Внешне этот арест был действительно нисколько не тяжел для Тирадо, потому что держали его в просторном и приятном помещении, обращались весьма вежливо и щедро снабжали всем необходимым. Но тем острее становилась моральная сторона этого дела. Дели и причины ареста были ему совершенно неизвестны, он не мог придумать хоть самую отдаленную догадку. Дни приходили и уходили в своем неизменном однообразии, а его все не звали ни на какой допрос, кроме служителя он не видел у себя ни одного человека. При этом подавляли его полное бездействие, вынужденное прекращение всего того, что составляло предмет его пламенной неутомимой деятельности, боязнь, что он опоздает со своими испанскими известиями и таким образом упустит лучший шанс для успеха, неизвестность, что стало со всеми его друзьями, и мысль, что люди, эмигрировавшие с ним, теперь оставались без его руководства и опоры. И так ходил он взад и вперед по своей камере, погруженный в печальные, тревожные думы. Но постояннее всех других стоял перед ним образ Марии Нуньес; то овладевало им страстное желание увидеть ее, то мучился он мыслью о ее судьбе, так как ей предстояло столько искушений, хотя нисколько не сомневался он, что Мария в своей душевной чистоте выкажет в отношении них редкую стойкость. И только иногда билось сильнее и наполнялось невыразимым блаженством его сердце, когда его фантазии, улетая в будущее, рисовала ему часть счастливого свидания и подавала надежду, что тайные желания его, быть может, когда-нибудь осуществятся. Коротки были эти минуты, потому что слишком много мрачных теней лежало на его прошедшей жизни, чтобы он позволил своему робкому уму долго останавливаться на картинах светлых и радостных.

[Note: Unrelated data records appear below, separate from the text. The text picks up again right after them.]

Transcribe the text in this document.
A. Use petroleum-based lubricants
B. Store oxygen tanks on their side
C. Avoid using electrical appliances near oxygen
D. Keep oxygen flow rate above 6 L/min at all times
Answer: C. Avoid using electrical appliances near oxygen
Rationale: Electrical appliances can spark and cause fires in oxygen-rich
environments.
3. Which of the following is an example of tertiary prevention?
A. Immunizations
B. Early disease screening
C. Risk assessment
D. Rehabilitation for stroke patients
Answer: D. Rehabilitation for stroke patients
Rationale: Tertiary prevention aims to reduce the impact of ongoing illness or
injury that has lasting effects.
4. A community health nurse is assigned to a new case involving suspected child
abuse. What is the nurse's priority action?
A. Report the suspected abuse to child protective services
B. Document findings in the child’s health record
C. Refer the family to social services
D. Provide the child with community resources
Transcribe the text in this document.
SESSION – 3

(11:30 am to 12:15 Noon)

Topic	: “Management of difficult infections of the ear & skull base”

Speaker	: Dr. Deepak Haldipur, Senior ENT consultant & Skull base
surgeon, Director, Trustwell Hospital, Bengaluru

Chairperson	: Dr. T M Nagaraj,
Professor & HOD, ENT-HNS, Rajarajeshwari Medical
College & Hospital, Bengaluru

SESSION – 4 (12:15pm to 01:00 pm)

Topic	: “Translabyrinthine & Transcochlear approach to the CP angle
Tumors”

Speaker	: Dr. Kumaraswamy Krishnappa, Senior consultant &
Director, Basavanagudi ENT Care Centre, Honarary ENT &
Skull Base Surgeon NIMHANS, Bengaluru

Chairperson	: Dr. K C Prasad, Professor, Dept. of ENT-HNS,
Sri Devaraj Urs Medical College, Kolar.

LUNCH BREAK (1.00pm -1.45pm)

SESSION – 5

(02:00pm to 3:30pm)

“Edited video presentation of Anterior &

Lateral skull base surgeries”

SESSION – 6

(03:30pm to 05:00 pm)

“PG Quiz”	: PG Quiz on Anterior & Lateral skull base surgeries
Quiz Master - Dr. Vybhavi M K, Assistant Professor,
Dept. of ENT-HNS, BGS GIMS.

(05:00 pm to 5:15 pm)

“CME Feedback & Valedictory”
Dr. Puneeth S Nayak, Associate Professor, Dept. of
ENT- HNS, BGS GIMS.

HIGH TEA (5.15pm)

Между тем Мария Нуньес решила не довольствоваться теми путями осторожной политики, держаться которых вполне основательно считал необходимым дон Антонио, но пользоваться малейшим случаем, какой только представится, для ходатайства за своего несчастного друга. Именно постигшая его неприятность усилила ее привязанность к нему и сорвала покров, до сих пор лежавший на ее чувствах. Ее девственному сердцу стало ясно, что не только благодарность, не только участие к человеку, которого она научилась так высоко чтить, лежали в ее душе, но что бояться за него при угрожающей ему опасности заставляло ее более высокое и сильное чувство.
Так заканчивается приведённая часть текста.